Making `labelstudio-export.json` filename configurable #36

Dtphelan1 · 2024-06-06T19:33:29Z

Motivation

In the llm-symptom-study experiments I'm running (and I imagine many experimental setups) I have two sets of relevant labels for our experiment – those used in tuning, and those used in testing our final models. My solution for easily switching between those two chart-review evaluation steps is to have two export files – labelstudio-export.json.tuning and labelstudio-export.json.test – and manually copy over the relevant file into labelstudio-export.json before running chart-review in the project directory.

It's not the end of the world, but it would be nice to be able to specify – either as a runtime command or as an option in the config – the name of the relevent labelstudio-export file, defaulting to labelstudio-export.json. Happy to discuss more, but wanted to write this struggle down as I was having it 😄

chart-review/chart_review/cohort.py

Line 28 in 41fcc7d

saved = common.read_json(self.config.path("labelstudio-export.json"))

The text was updated successfully, but these errors were encountered:

mikix · 2024-06-07T12:20:23Z

Interesting, and reasonable.

Currently, we have two different "relocation" features:

--project-dir: basically a "change working dir" option. Many things are looked up relative to the project dir, like the default config file and external annotations.
--config: an alternate config file, designed for use cases like different label setups but still working with the same data in the same project dir.

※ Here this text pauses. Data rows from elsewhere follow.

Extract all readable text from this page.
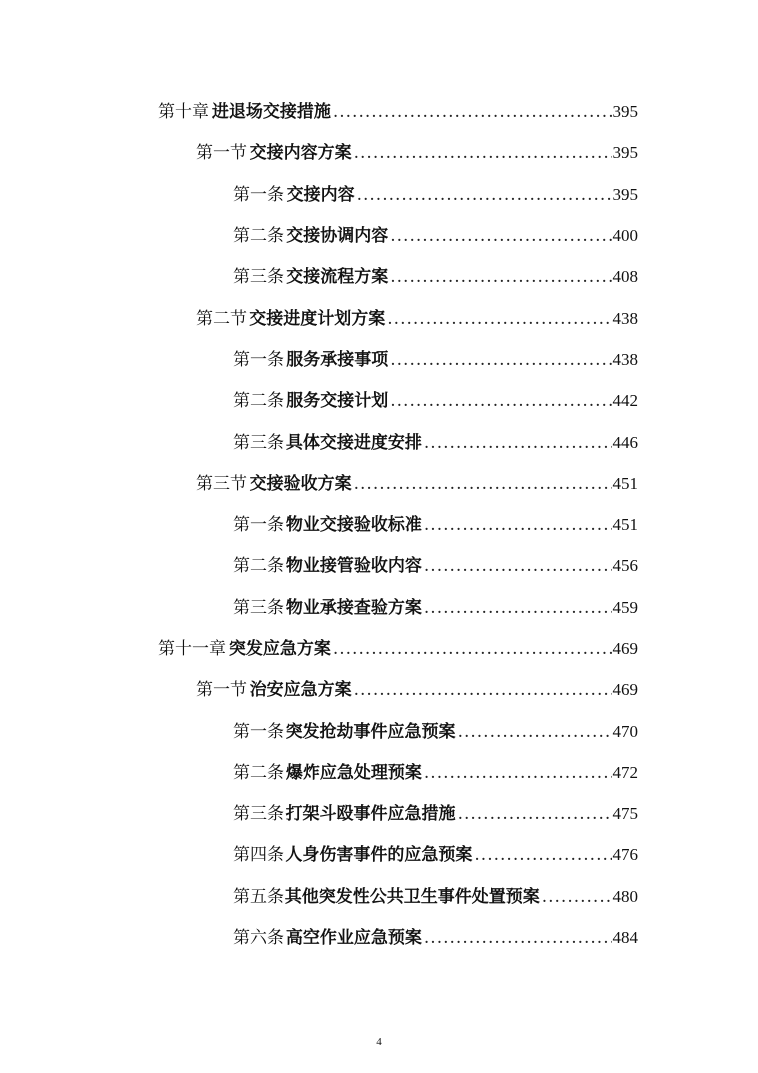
第十章 进退场交接措施 .....	395
第一节 交接内容方案 .....	395
第一条 交接内容 .....	395
第二条 交接协调内容 .....	400
第三条 交接流程方案 .....	408
第二节 交接进度计划方案 .....	438
第一条 服务承接事项 .....	438
第二条 服务交接计划 .....	442
第三条 具体交接进度安排 .....	446
第三节 交接验收方案 .....	451
第一条 物业交接验收标准 .....	451
第二条 物业接管验收内容 .....	456
第三条 物业承接查验方案 .....	459
第十一章 突发应急方案 .....	469
第一节 治安应急方案 .....	469
第一条 突发抢劫事件应急预案 .....	470
第二条 爆炸应急处理预案 .....	472
第三条 打架斗殴事件应急措施 .....	475
第四条 人身伤害事件的应急预案 .....	476
第五条 其他突发性公共卫生事件处置预案 .....	480
第六条 高空作业应急预案 .....	484
4
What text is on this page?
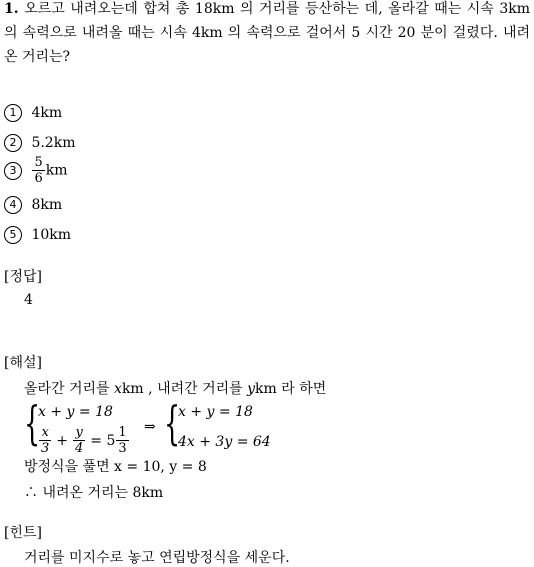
1. 오르고 내려오는데 합쳐 총 18km 의 거리를 등산하는 데, 올라갈 때는 시속 3km 의 속력으로 내려올 때는 시속 4km 의 속력으로 걸어서 5 시간 20 분이 걸렸다. 내려온 거리는?
1 4km
2 5.2km
$3 \frac{5}{6}$ km
4 8km
5 10km
[정답]
4
[해설]
올라간 거리를 xkm , 내려간 거리를 ykm 라 하면
{
x + y = 18
$\frac{x}{3} + \frac{y}{4} = 5 \frac{1}{3}$ ⇒ {
x + y = 18
4x + 3y = 64
방정식을 풀면 x = 10, y = 8
∴ 내려온 거리는 8km
[힌트]
거리를 미지수로 놓고 연립방정식을 세운다.
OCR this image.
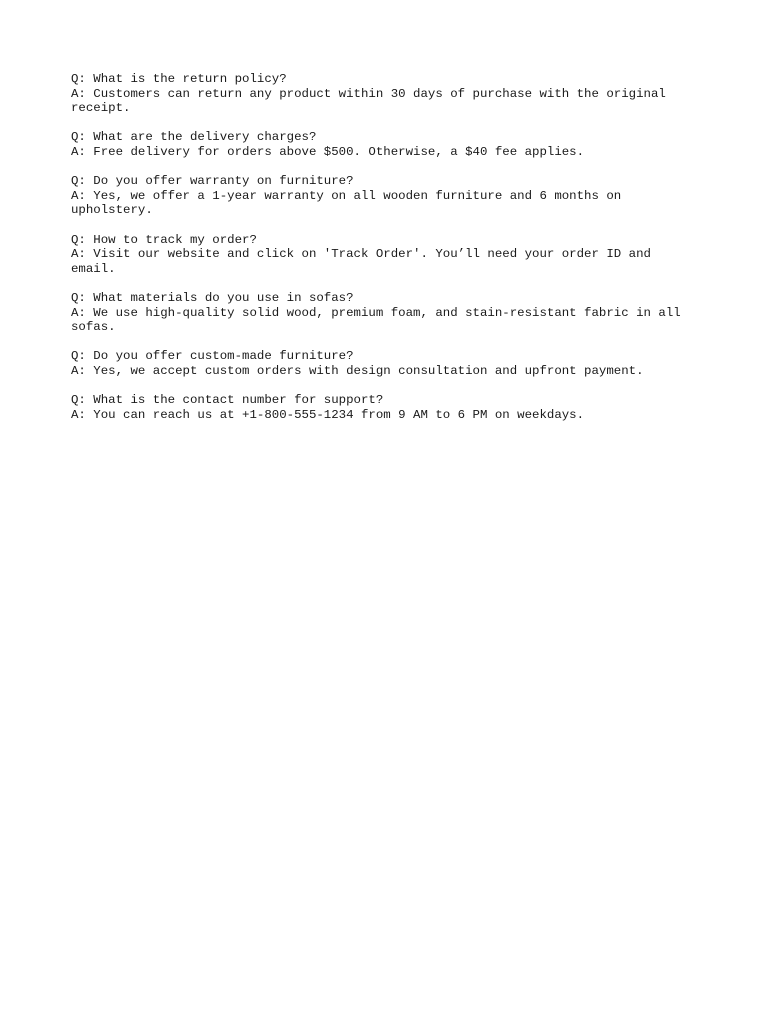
Q: What is the return policy?
A: Customers can return any product within 30 days of purchase with the original
receipt.
Q: What are the delivery charges?
A: Free delivery for orders above $500. Otherwise, a $40 fee applies.
Q: Do you offer warranty on furniture?
A: Yes, we offer a 1-year warranty on all wooden furniture and 6 months on
upholstery.
Q: How to track my order?
A: Visit our website and click on 'Track Order'. You’ll need your order ID and
email.
Q: What materials do you use in sofas?
A: We use high-quality solid wood, premium foam, and stain-resistant fabric in all
sofas.
Q: Do you offer custom-made furniture?
A: Yes, we accept custom orders with design consultation and upfront payment.
Q: What is the contact number for support?
A: You can reach us at +1-800-555-1234 from 9 AM to 6 PM on weekdays.
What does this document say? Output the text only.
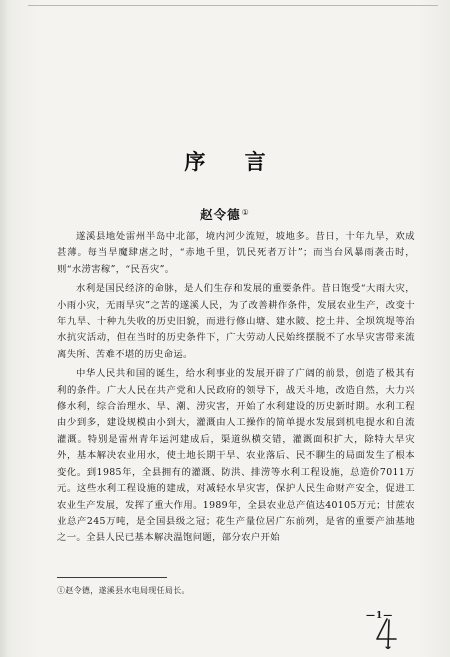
序 言
赵令德①

遂溪县地处雷州半岛中北部，境内河少流短，坡地多。昔日，十年九旱，欢成甚薄。每当旱魔肆虐之时，“赤地千里，饥民死者万计”；而当台风暴雨袭击时，则“水涝害稼”，“民吾灾”。

水利是国民经济的命脉，是人们生存和发展的重要条件。昔日饱受“大雨大灾，小雨小灾，无雨旱灾”之苦的遂溪人民，为了改善耕作条件，发展农业生产，改变十年九旱、十种九失收的历史旧貌，而进行修山塘、建水陂、挖土井、全坝筑堤等治水抗灾活动，但在当时的历史条件下，广大劳动人民始终摆脱不了水旱灾害带来流离失所、苦难不堪的历史命运。

中华人民共和国的诞生，给水利事业的发展开辟了广阔的前景，创造了极其有利的条件。广大人民在共产党和人民政府的领导下，战天斗地，改造自然，大力兴修水利，综合治理水、旱、潮、涝灾害，开始了水利建设的历史新时期。水利工程由少到多，建设规模由小到大，灌溉由人工操作的简单提水发展到机电提水和自流灌溉。特别是雷州青年运河建成后，渠道纵横交错，灌溉面积扩大，除特大旱灾外，基本解决农业用水，使土地长期干旱、农业落后、民不聊生的局面发生了根本变化。到1985年，全县拥有的灌溉、防洪、排涝等水利工程设施，总造价7011万元。这些水利工程设施的建成，对减轻水旱灾害，保护人民生命财产安全，促进工农业生产发展，发挥了重大作用。1989年，全县农业总产值达40105万元；甘蔗农业总产245万吨，是全国县级之冠；花生产量位居广东前列，是省的重要产油基地之一。全县人民已基本解决温饱问题，部分农户开始

①赵令德，遂溪县水电局现任局长。
—1—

So thinking out loud, how would a dynamically named export file best fit in...

You say you have two different sets of labels, but just for clarity when you say labels there, you are talking about two different set of "applied labels" (annotations / reviewed charts) yeah? And you're still using the same label setup for both.

An option in the config for this would slot into the existing --config workflow. But would that be annoying? How many of these exports do you have, and is that the only difference between your runs? (i.e. would you have the exact same config file, just with one line different?) -- That might be fine, just trying to get a sense of scope.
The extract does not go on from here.